Hacker News new | ask | show | jobs
by alanfranzoni 3071 days ago
I'm not american, and I use public transport in Italy. But the public transport is simply ineffective a) from a door-to-door timing perspective and b) from a flexibility perspective.

Sure, I don't live in a big city, so maybe the public transport is not as effective as it could be; but many people I spoke with even in London (and other places like Berlin, Paris, Milan) seem to share the same suffering: constantly using public transport ONLY is annoying. Unless you plan your life now & forever (e.g. you buy an house on the right subway line to your job, and never change jobs) you'll find a moment when it's hard to do what you'd like to do. Want to go to the gym? Ouch, the last subway ride ends before you'd go out. Need to collect your kids before going home? No luck, their school is in a badly-served zone.

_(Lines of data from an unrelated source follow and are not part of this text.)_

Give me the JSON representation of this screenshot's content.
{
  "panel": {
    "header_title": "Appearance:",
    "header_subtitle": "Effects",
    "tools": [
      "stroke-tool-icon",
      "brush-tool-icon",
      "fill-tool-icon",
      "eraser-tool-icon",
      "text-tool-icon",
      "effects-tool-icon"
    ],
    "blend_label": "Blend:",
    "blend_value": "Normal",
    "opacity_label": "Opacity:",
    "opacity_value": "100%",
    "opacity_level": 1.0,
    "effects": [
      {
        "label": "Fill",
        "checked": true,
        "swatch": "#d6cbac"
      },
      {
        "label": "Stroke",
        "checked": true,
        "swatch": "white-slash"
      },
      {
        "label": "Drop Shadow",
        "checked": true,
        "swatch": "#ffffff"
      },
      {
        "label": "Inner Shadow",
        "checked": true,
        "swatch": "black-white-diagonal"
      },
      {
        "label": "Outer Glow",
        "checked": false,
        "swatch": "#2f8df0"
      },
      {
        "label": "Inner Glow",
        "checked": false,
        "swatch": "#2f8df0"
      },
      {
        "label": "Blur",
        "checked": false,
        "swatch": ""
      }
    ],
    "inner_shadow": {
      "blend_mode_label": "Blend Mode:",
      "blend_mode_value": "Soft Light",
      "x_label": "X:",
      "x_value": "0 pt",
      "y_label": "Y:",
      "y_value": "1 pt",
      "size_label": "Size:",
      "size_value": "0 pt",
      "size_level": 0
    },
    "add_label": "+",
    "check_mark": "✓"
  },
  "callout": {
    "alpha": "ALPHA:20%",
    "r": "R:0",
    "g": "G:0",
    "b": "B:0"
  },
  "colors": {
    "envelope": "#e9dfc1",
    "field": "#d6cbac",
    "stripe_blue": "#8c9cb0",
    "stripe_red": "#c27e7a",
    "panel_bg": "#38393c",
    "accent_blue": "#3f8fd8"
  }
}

That's the issue with public transit.

1 comments

Where I live, the buses cause significant traffic problems. They stop in driving lanes to pick up and disgorge passengers. Their stops are out of sync with traffic signals. They are slow.

Self-driving cars available on demand might solve a lot of that. However, like most "utopias," I don't think we will ever achive the ideal efficiencies that self-driving car advocates imagine. The real world is too complicated.

> Where I live, the buses cause significant traffic problems. > They stop in driving lanes to pick up and disgorge > passengers.

Is that really a BUS problem in your area? This happens in Italy as well. But the root cause is cars - cars that happen to be "momentarily parked" in bus stop areas, that force bus drivers to stop in the middle of the road.

> They are slow.

Very often, that's true, they're painfully slow.